Several scientists said the coming years will be even hotter, knocking these years out of the record books.
“This is going to be part of what we see every year until we stabilize greenhouse gases” from the burning of coal, oil and gas, Schmidt said.
“It’s sobering to think that we might be breaking global temperature records in quick succession,” said Georgia Tech climate scientist Kim Cobb. “2020 is off to a horrifying climate start, and I fear what the rest of the year will bring to our doorsteps.”

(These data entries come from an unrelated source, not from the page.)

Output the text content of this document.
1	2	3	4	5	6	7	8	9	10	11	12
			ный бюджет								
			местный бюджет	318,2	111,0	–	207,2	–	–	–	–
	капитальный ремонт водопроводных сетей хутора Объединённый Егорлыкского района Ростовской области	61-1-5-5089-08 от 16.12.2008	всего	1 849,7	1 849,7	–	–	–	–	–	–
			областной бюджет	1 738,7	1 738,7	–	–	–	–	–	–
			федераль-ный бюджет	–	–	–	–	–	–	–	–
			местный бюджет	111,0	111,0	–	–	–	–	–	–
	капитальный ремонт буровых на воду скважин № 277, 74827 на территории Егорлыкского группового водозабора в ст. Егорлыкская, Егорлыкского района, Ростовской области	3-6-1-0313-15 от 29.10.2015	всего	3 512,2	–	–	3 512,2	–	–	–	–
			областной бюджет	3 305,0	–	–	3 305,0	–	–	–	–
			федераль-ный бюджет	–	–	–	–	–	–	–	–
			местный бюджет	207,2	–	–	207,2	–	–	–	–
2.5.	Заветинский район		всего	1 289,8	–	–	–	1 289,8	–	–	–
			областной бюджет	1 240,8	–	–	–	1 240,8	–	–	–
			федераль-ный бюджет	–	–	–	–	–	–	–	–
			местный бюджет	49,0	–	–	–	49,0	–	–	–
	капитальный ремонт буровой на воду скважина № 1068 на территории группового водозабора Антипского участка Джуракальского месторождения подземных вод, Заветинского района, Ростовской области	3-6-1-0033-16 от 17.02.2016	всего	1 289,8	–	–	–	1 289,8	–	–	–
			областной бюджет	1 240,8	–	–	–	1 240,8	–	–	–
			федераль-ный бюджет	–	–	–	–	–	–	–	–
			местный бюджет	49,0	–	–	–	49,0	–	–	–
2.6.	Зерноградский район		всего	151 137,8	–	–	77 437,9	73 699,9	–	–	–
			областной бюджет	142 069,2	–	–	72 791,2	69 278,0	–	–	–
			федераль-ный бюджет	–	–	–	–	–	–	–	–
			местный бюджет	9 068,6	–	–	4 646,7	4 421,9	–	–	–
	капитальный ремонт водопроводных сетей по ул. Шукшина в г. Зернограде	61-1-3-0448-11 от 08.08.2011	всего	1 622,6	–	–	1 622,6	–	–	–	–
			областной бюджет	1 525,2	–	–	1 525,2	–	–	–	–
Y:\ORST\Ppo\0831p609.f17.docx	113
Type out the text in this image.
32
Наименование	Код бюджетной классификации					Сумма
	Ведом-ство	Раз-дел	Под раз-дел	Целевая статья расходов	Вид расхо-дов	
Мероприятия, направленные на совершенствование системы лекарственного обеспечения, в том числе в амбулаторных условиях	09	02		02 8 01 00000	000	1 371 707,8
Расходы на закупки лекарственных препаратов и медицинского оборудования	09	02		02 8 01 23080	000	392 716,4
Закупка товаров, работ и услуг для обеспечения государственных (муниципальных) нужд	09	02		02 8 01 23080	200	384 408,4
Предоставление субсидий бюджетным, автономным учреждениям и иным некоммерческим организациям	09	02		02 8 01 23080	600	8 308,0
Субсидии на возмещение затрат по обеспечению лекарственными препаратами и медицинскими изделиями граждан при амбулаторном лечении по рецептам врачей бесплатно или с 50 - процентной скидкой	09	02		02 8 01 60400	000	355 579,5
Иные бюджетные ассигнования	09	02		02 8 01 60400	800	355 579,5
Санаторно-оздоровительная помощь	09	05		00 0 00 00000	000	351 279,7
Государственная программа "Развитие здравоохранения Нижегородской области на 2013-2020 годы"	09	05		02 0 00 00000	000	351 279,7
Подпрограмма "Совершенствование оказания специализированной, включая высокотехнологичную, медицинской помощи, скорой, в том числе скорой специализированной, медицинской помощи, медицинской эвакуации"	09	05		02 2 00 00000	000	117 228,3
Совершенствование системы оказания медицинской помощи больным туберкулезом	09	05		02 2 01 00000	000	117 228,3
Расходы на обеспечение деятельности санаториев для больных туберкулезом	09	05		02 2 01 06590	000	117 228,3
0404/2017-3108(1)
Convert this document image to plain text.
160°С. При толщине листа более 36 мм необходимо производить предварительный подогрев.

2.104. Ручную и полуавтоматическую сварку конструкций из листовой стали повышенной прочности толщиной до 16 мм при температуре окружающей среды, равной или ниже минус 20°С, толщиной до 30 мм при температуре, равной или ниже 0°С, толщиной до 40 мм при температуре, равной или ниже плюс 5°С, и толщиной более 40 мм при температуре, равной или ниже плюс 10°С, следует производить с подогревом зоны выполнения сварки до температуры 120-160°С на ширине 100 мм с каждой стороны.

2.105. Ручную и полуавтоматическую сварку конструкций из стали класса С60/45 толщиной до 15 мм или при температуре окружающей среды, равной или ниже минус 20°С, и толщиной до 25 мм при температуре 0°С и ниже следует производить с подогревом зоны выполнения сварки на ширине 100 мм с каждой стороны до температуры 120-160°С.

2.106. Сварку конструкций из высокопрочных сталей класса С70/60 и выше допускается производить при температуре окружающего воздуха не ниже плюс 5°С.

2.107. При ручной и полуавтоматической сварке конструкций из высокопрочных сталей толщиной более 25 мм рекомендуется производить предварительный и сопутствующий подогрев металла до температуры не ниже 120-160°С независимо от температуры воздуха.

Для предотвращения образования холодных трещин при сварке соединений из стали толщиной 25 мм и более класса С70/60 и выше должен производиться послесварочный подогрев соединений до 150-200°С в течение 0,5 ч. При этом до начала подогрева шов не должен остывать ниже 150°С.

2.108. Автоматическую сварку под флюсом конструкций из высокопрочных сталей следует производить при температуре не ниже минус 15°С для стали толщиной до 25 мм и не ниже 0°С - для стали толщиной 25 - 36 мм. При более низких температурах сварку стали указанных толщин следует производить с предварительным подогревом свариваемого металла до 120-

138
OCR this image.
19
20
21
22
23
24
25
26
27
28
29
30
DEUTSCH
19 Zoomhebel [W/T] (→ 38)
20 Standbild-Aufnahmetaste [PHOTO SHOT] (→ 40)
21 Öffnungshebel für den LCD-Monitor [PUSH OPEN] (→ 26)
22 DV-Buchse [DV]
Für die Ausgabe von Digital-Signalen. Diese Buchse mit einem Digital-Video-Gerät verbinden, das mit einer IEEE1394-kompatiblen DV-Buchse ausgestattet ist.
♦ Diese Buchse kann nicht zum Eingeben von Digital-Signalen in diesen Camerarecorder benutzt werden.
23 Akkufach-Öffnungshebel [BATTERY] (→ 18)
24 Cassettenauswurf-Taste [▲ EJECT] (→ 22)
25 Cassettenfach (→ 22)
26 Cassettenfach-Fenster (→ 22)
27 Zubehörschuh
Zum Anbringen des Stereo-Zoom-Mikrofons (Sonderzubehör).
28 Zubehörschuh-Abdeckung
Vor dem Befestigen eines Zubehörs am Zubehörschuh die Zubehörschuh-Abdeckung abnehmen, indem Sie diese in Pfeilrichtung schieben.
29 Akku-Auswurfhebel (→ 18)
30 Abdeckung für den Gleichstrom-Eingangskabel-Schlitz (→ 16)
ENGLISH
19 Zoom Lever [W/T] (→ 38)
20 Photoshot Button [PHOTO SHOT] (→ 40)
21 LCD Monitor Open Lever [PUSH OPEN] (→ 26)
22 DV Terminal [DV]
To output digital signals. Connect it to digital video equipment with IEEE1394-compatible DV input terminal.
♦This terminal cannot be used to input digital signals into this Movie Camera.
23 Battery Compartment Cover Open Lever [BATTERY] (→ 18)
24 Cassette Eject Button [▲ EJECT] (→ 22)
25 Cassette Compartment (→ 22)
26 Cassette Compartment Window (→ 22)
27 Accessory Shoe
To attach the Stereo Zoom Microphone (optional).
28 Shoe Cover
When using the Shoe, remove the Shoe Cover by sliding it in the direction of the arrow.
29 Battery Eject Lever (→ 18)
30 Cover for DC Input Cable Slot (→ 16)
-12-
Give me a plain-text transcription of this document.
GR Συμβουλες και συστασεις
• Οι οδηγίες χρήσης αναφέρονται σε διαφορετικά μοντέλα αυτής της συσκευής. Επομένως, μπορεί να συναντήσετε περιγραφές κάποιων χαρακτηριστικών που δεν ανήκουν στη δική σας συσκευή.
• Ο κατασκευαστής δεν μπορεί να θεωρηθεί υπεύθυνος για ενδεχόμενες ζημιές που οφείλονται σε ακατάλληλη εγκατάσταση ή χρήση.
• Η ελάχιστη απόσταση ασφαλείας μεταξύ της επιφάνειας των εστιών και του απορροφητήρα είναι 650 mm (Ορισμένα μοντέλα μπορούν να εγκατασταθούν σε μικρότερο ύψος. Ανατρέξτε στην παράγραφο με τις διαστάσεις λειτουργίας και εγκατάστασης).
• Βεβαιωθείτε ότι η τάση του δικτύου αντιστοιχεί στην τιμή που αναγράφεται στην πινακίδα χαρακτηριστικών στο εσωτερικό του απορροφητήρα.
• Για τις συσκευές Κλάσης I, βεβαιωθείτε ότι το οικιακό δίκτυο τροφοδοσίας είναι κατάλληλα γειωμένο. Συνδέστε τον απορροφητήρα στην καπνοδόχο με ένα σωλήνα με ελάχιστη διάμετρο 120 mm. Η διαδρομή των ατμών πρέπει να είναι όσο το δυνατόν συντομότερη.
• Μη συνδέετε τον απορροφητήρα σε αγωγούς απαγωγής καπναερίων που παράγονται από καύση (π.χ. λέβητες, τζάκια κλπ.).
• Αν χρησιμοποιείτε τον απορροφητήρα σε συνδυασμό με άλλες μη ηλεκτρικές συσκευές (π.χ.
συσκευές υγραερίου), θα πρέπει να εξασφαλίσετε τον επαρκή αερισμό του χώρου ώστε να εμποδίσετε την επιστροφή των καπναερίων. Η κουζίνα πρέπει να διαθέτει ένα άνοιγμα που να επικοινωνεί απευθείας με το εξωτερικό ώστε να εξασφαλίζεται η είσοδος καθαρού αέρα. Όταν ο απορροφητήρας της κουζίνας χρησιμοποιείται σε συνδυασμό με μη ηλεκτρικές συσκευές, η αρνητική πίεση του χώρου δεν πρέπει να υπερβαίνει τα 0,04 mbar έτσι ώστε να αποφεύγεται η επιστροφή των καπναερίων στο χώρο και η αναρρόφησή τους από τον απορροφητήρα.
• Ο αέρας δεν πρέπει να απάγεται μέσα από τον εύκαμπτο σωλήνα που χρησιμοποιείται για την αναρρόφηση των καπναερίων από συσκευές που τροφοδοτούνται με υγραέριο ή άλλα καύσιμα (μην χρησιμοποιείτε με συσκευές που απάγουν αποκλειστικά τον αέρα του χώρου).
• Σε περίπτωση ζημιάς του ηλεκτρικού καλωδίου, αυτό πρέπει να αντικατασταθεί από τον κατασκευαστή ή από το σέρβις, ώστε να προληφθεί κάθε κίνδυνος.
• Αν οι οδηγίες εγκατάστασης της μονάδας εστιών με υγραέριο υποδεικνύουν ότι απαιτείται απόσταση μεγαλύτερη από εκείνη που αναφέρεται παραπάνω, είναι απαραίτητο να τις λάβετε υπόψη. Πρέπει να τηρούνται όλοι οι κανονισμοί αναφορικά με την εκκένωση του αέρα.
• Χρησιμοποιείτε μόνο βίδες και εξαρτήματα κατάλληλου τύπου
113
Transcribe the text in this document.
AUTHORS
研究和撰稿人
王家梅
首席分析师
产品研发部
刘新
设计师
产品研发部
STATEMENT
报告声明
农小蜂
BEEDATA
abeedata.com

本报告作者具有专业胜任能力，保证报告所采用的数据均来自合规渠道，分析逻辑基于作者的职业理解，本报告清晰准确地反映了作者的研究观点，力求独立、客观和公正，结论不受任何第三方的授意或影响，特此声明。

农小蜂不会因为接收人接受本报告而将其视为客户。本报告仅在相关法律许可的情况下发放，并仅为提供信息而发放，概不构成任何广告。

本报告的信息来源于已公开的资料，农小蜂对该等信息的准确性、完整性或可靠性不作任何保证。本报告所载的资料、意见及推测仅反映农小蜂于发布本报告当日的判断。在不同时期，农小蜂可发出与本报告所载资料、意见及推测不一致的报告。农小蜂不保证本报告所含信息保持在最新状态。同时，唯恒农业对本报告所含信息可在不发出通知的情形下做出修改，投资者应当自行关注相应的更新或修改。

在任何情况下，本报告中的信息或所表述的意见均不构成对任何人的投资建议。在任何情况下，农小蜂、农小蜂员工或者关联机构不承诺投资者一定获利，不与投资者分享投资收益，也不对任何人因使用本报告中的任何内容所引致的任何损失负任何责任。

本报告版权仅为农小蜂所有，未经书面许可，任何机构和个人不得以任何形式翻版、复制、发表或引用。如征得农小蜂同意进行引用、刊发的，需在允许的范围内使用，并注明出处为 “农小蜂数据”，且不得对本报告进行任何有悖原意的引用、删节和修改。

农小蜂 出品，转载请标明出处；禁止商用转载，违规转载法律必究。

NASA’s Schmidt said that overall, Earth is now about 1.2 degrees C (nearly 2.2 F) hotter since the beginning of the industrial age, a number that is important because in 2015 global leaders adopted a goal of preventing 1.5 C (2.7 F) of warming since the rise of big industry in the midto late 1800s. He said that shows the global goal can’t be achieved. (NOAA and the World Meteorological Organization put the warming since the dawn of industry slightly lower.)
“We have strong humaninduced global warming,” said Friederike Otto, a climate scientist at the University of Oxford. “What we observe here is exactly what our physical understanding tells us to expect and there is no other explanation.”
Other explanations that rely on natural causes — extra heat from the sun, more reflection of sunlight because of volcanic particles in atmosphere, and just random climate variations — “are all much too small to explain the longterm trend,” Princeton University climate scientist Michael Oppenheimer said.
Scientists said the decade-long data is more telling than the year-to-year measurements, where natural variations such as El Nino, the periodic warming of the Pacific Ocean, come into play.